If one has never had their eye operated on for example something simple like a blood clot that could rupture one has never been through the experience of a rather new operation called the macular hole. I was given before surgery anesthesia that kept me awake but deadened the nerve impulses around the eyes and probably elsewhere.
The surgeon went into my eye and proceeded to suck out all the liquid that the eyeball is floating in. He inserted surgical instruments worthy of a Lilliputian in Gulliver's Travels and he sewed up the centers of my eye that was slit also called the macular hole. He deserves whatever accolades can be bestowed on a doctor for having nerves of steel and a non-flinching hand. He vacuumed my eye or that's I choose to call it and cleared up any blood that may have been the cause or may have resulted from his cutting. My eye was a bloody mess.
I laid head down in a special dental couch made especially for those recovering from macular hole surgery.
After such surgery, one is not allowed to look straight not even with the good eye. One is therefore, positioned face down for two to three weeks. And I mean face down even while sleeping.
I am now recovering from this surgery and the nitrous oxide gas bubble that was inserted following surgery has for all intents and purposes as far as I can see, disappeared. There is still some disturbance in my eye but my vision is not split in double screen.

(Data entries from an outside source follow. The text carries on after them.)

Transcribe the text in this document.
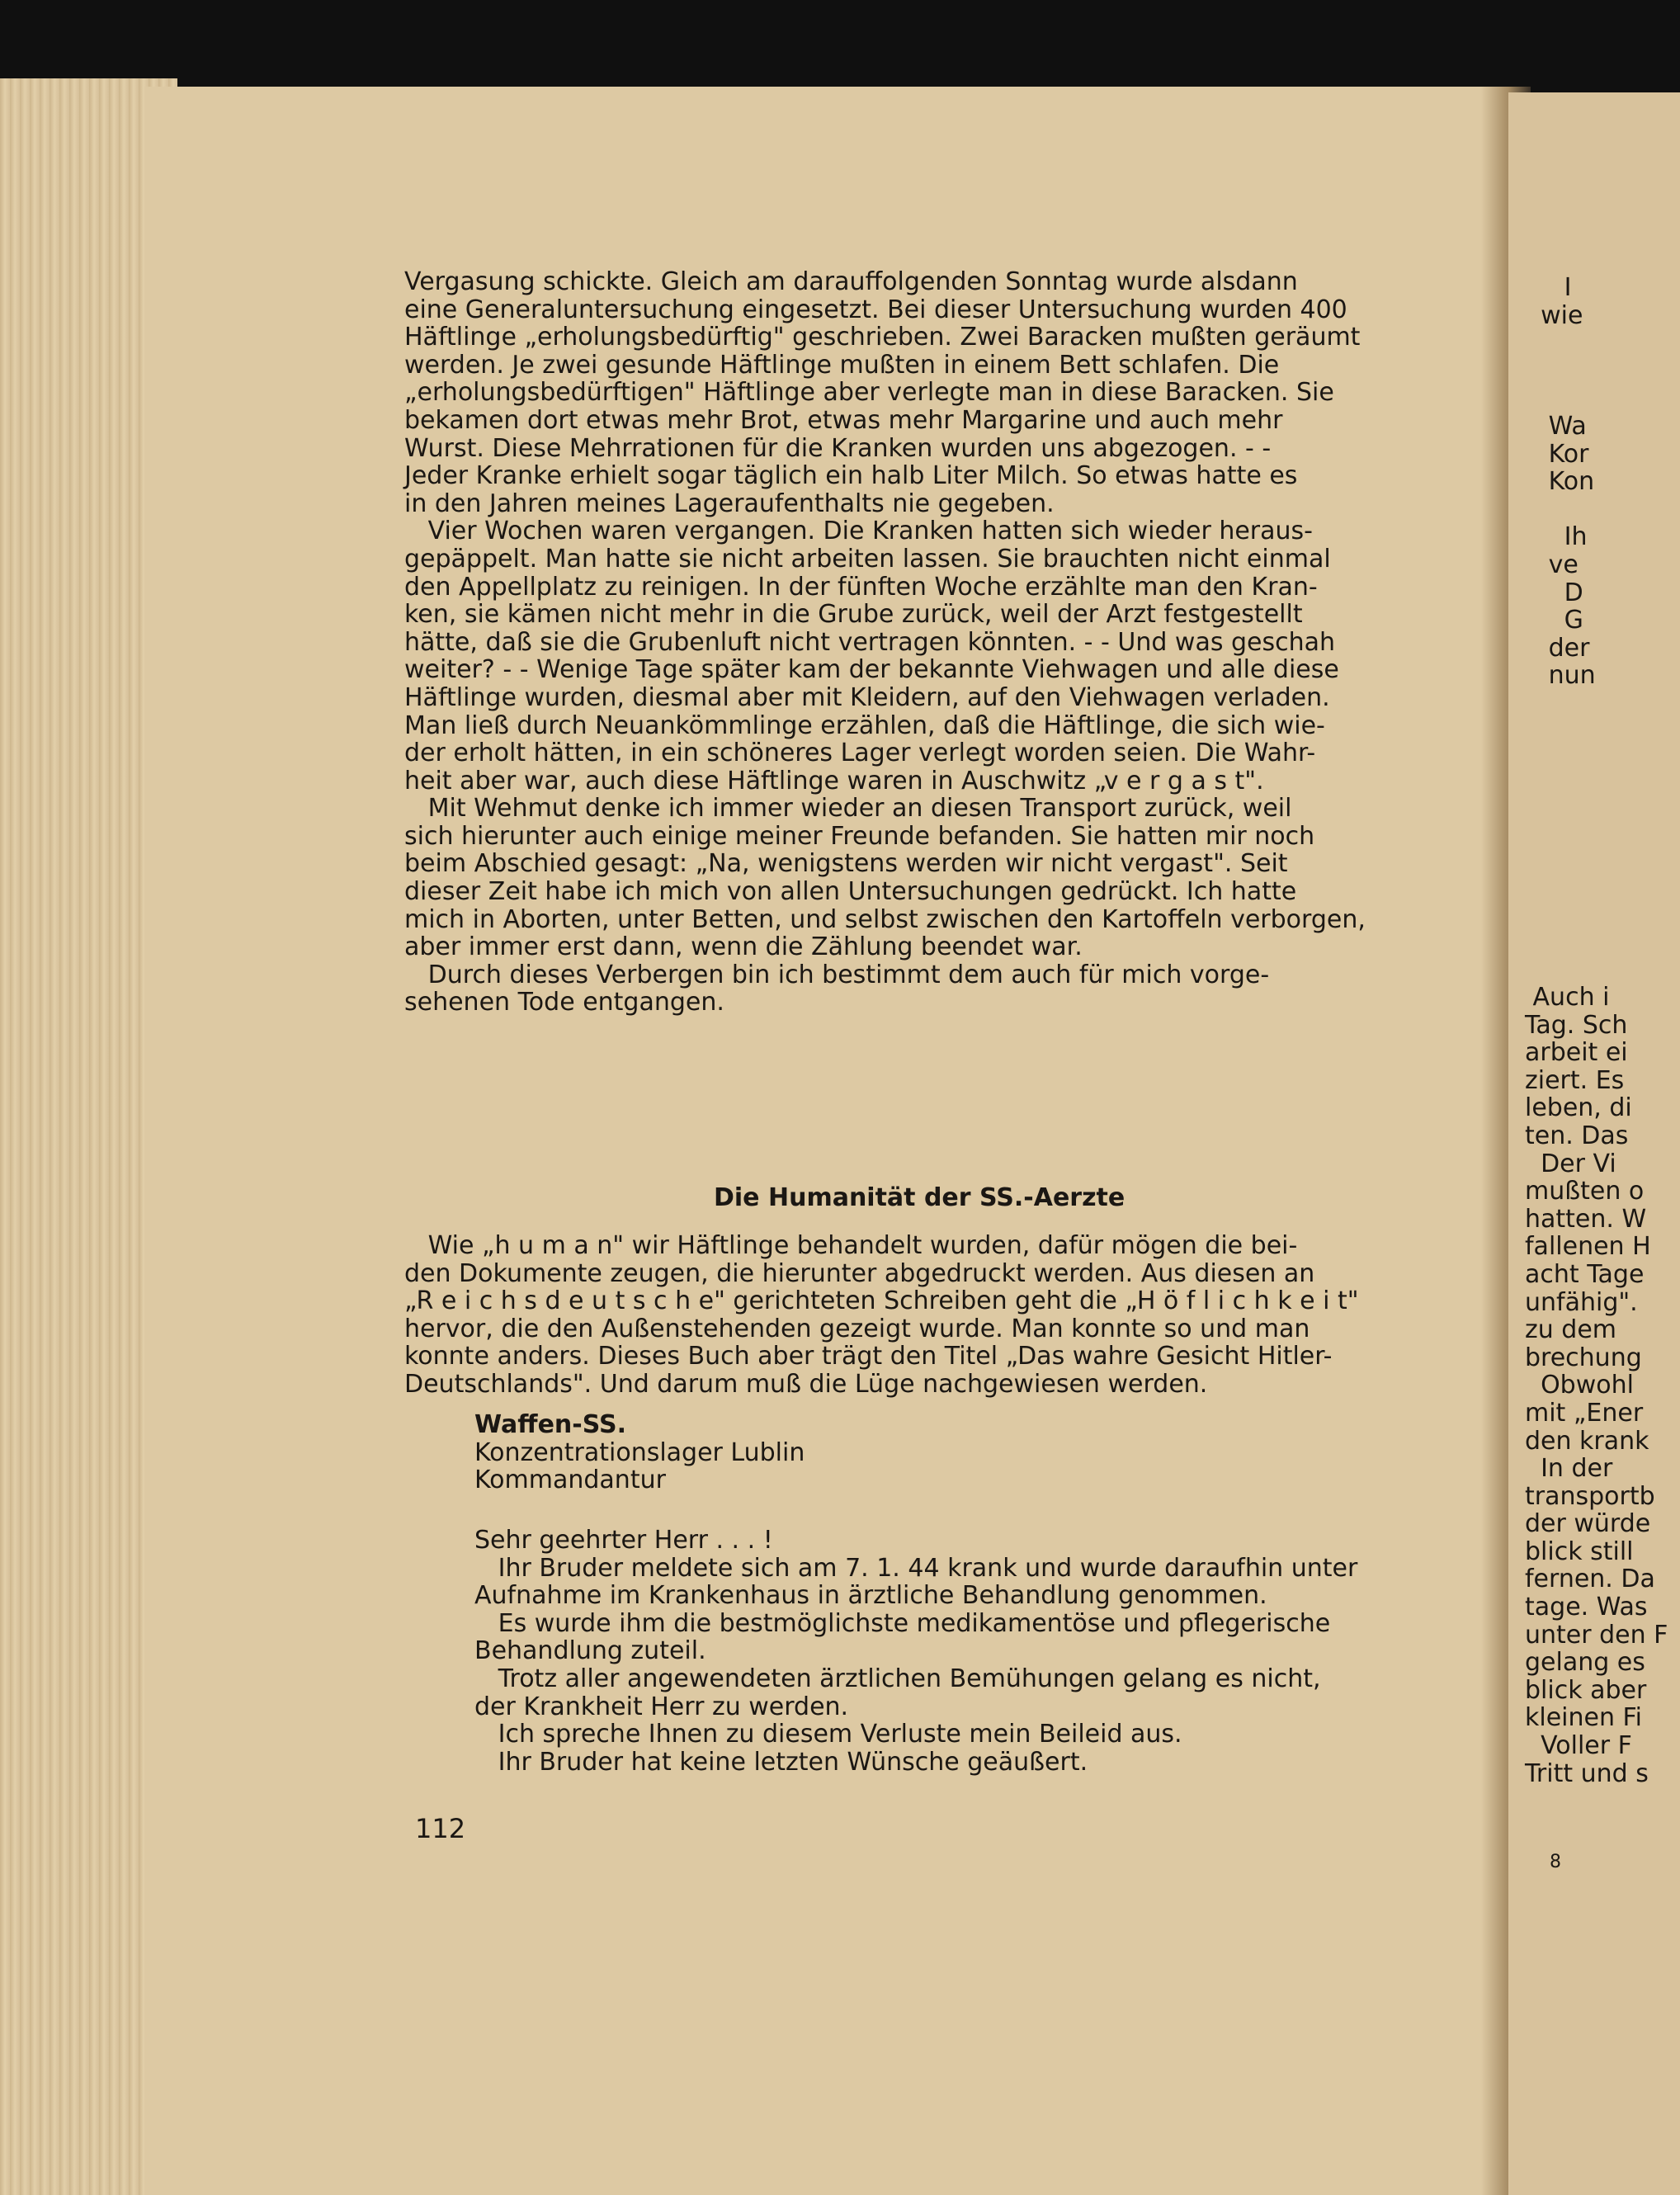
Vergasung schickte. Gleich am darauffolgenden Sonntag wurde alsdann
eine Generaluntersuchung eingesetzt. Bei dieser Untersuchung wurden 400
Häftlinge „erholungsbedürftig" geschrieben. Zwei Baracken mußten geräumt
werden. Je zwei gesunde Häftlinge mußten in einem Bett schlafen. Die
„erholungsbedürftigen" Häftlinge aber verlegte man in diese Baracken. Sie
bekamen dort etwas mehr Brot, etwas mehr Margarine und auch mehr
Wurst. Diese Mehrrationen für die Kranken wurden uns abgezogen. - -
Jeder Kranke erhielt sogar täglich ein halb Liter Milch. So etwas hatte es
in den Jahren meines Lageraufenthalts nie gegeben.
Vier Wochen waren vergangen. Die Kranken hatten sich wieder heraus-
gepäppelt. Man hatte sie nicht arbeiten lassen. Sie brauchten nicht einmal
den Appellplatz zu reinigen. In der fünften Woche erzählte man den Kran-
ken, sie kämen nicht mehr in die Grube zurück, weil der Arzt festgestellt
hätte, daß sie die Grubenluft nicht vertragen könnten. - - Und was geschah
weiter? - - Wenige Tage später kam der bekannte Viehwagen und alle diese
Häftlinge wurden, diesmal aber mit Kleidern, auf den Viehwagen verladen.
Man ließ durch Neuankömmlinge erzählen, daß die Häftlinge, die sich wie-
der erholt hätten, in ein schöneres Lager verlegt worden seien. Die Wahr-
heit aber war, auch diese Häftlinge waren in Auschwitz „v e r g a s t".
Mit Wehmut denke ich immer wieder an diesen Transport zurück, weil
sich hierunter auch einige meiner Freunde befanden. Sie hatten mir noch
beim Abschied gesagt: „Na, wenigstens werden wir nicht vergast". Seit
dieser Zeit habe ich mich von allen Untersuchungen gedrückt. Ich hatte
mich in Aborten, unter Betten, und selbst zwischen den Kartoffeln verborgen,
aber immer erst dann, wenn die Zählung beendet war.
Durch dieses Verbergen bin ich bestimmt dem auch für mich vorge-
sehenen Tode entgangen.
Die Humanität der SS.-Aerzte
Wie „h u m a n" wir Häftlinge behandelt wurden, dafür mögen die bei-
den Dokumente zeugen, die hierunter abgedruckt werden. Aus diesen an
„R e i c h s d e u t s c h e" gerichteten Schreiben geht die „H ö f l i c h k e i t"
hervor, die den Außenstehenden gezeigt wurde. Man konnte so und man
konnte anders. Dieses Buch aber trägt den Titel „Das wahre Gesicht Hitler-
Deutschlands". Und darum muß die Lüge nachgewiesen werden.
Waffen-SS.
Konzentrationslager Lublin
Kommandantur
Sehr geehrter Herr . . . !
Ihr Bruder meldete sich am 7. 1. 44 krank und wurde daraufhin unter
Aufnahme im Krankenhaus in ärztliche Behandlung genommen.
Es wurde ihm die bestmöglichste medikamentöse und pflegerische
Behandlung zuteil.
Trotz aller angewendeten ärztlichen Bemühungen gelang es nicht,
der Krankheit Herr zu werden.
Ich spreche Ihnen zu diesem Verluste mein Beileid aus.
Ihr Bruder hat keine letzten Wünsche geäußert.
112
I
wie

Wa
Kor
Kon

Ih
ve
D
G
der
nun
Auch i
Tag. Sch
arbeit ei
ziert. Es
leben, di
ten. Das
Der Vi
mußten o
hatten. W
fallenen H
acht Tage
unfähig".
zu dem
brechung
Obwohl
mit „Ener
den krank
In der
transportb
der würde
blick still
fernen. Da
tage. Was
unter den F
gelang es
blick aber
kleinen Fi
Voller F
Tritt und s
8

Should I not have chosen such complicated, risky and traumatic recovery surgery, I was guaranteed blindness in my right eye. Was there a choice. No, and all I can say is that medical science has progressed to a level that is capable of sewing the back side the filmy camera like film that determines whether or not we see. How callously I took for granted my vision. How dramatic it now is to be able to see and to walk and to drive looking straight ahead.
Our health determines our willingness to exist. We can, of course, be given psychotropic medication to induce willingness to live even in dire circumstances, but to live without such chemically dependent substitutes for wanting to live we have to feel as if there is a reason to exist. My new eyesight has given me another reason to get up in the morning and a profound admiration for our health professionals most of all eye specialist.
If the eye is the window to the soul, then my surgeon has looked deep into my soul and sutured a visible rupture. I would like to recommend him for a role as Superman, the man of steel nerves.